Imputation of KIR Types from SNP Variation Data

Abstract

Large population studies of immune system genes are essential for characterizing their role in diseases, including autoimmune conditions. Of key interest are a group of genes encoding the killer cell immunoglobulin-like receptors (KIRs), which have known and hypothesized roles in autoimmune diseases, resistance to viruses, reproductive conditions, and cancer. These genes are highly polymorphic, which makes typing expensive and time consuming. Consequently, despite their importance, KIRs have been little studied in large cohorts. Statistical imputation methods developed for other complex loci (e.g., human leukocyte antigen [HLA]) on the basis of SNP data provide an inexpensive high-throughput alternative to direct laboratory typing of these loci and have enabled important findings and insights for many diseases. We present KIR∗IMP, a method for imputation of KIR copy number. We show that KIR∗IMP is highly accurate and thus allows the study of KIRs in large cohorts and enables detailed investigation of the role of KIRs in human disease.

Figure 1

The KIR Region (A) Immunochip SNPs and KIR genes. The relative genomic position of Immunochip SNPs and KIR genes on chromosome 19 according to the human reference genome (GRCh37) and the annotation provided with the Illumina Immunochip array. KIR genes are shown as rectangles.
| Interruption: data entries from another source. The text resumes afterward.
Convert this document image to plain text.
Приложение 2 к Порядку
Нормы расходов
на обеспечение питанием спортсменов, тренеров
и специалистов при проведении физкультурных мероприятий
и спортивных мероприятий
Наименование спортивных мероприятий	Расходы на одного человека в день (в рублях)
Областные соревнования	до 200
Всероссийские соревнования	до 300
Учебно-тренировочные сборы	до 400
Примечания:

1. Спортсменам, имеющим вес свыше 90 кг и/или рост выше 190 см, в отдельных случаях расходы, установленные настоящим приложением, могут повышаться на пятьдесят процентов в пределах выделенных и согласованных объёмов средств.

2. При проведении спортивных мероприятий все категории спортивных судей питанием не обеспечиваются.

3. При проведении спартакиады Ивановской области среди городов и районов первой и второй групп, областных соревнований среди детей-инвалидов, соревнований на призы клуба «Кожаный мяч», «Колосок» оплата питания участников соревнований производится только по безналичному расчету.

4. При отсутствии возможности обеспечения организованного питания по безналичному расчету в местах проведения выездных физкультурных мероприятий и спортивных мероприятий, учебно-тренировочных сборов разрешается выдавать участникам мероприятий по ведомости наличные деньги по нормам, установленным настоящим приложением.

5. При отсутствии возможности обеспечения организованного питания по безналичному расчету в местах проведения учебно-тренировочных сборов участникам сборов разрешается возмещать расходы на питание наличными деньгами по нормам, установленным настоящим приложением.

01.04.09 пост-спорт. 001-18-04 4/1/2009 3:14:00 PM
Only some KIR genes are present, consistent with the fact that the reference genome is an A haplotype. SNPs are shown as circles. They vary in y coordinates and border color on the basis of whether they are annotated as being within a particular KIR gene (including introns). SNPs that were selected as being most informative are shaded in light green if they had good clustering and magenta if they had poor clustering. SNPs that were monomorphic in the UK reference panel are shaded in orange. (B) Composition of common KIR haplotypes. The common KIR haplotypes are composed of different centromeric (cA01, cB01, and cB02) and telomeric (tA01 and tB01) motifs, each of which differs in the content and arrangement of genes. Framework genes, which are found at the ends and near the middle of the region on nearly all haplotypes, are shaded gray. Some genes (e.g., KIR2DL5) can be located in both motifs. Different centromeric motifs can be paired with different telomeric motifs through the central reciprocal recombination hotspot between KIR3DP1 and KIR2DL4, as indicated by different dashed lines. KIR haplotypes can be classified into two categories: group A haplotypes (shaded gray) and group B haplotypes (unshaded). Group A is composed of only cA01 and tA01 motifs, which have fixed gene-content with one activating gene (KIR2DS4), which on many A haplotypes contains a deletion rendering it non-functional (see Appendix B). Group B comprises at least one motif of type cB01, cB02, or tB01, which has variable gene-content between framework genes and more than one activating KIR gene. Less common KIR haplotypes might differ (with slightly different arrangements and copy number of the KIR genes⁹) from the ones shown here. This panel is adapted from Roberts et al. and relates to haplotypes of European ancestry.

Figure 2

Per-Allele Imputation Accuracy Estimates of the sensitivity and positive predictive value (PPV) for each KIR-type allele (i.e., the different possible values for each of our KIR loci) from the UK cross-validation analysis of KIR^∗IMP. These are plotted against the number of times each allele appeared in the UK reference panel. Each point corresponds to a single allele.

Figure 3

Calibration of Imputation Probabilities A calibration plot of the KIR^∗IMP imputation probabilities. The probabilities used are those associated with the OOB imputations across all KIR loci, imputed on the UK reference panel by KIR^∗IMP trained with the UKsnps set. The imputed KIR types are grouped by their maximum posterior probability (MAP) into ten bins of equal width (on the probability scale) covering the range of the probabilities. For each bin, the observed imputation accuracy and corresponding 95% credible interval (see Material and Methods) are plotted against the mean MAP. Note that the number of values in each bin varies, as reflected by the differing widths of the intervals. Perfect calibration is indicated by the dashed line.

Figure 4

Comparison of Imputation Methods Estimates of the imputation accuracy for the different methods and the associated 95% credible intervals (see Material and Methods). (A) The percentage of correctly imputed haplotypes from the UK cross-validation analysis. (B) The percentage of correctly imputed copy-number types for individuals from the NG validation analysis.

Figure 5

Imputation Accuracy with Different SNP Sets Estimates of the KIR^∗IMP imputation accuracy from the UK cross-validation analysis are compared across different SNP subsets for training: the main set of SNPs used for the cross-validation analyses (UKsnps), the SNPs selected as being highly informative (UKselectedSnps), and the remaining set of SNPs (UKnotSelectedSnps).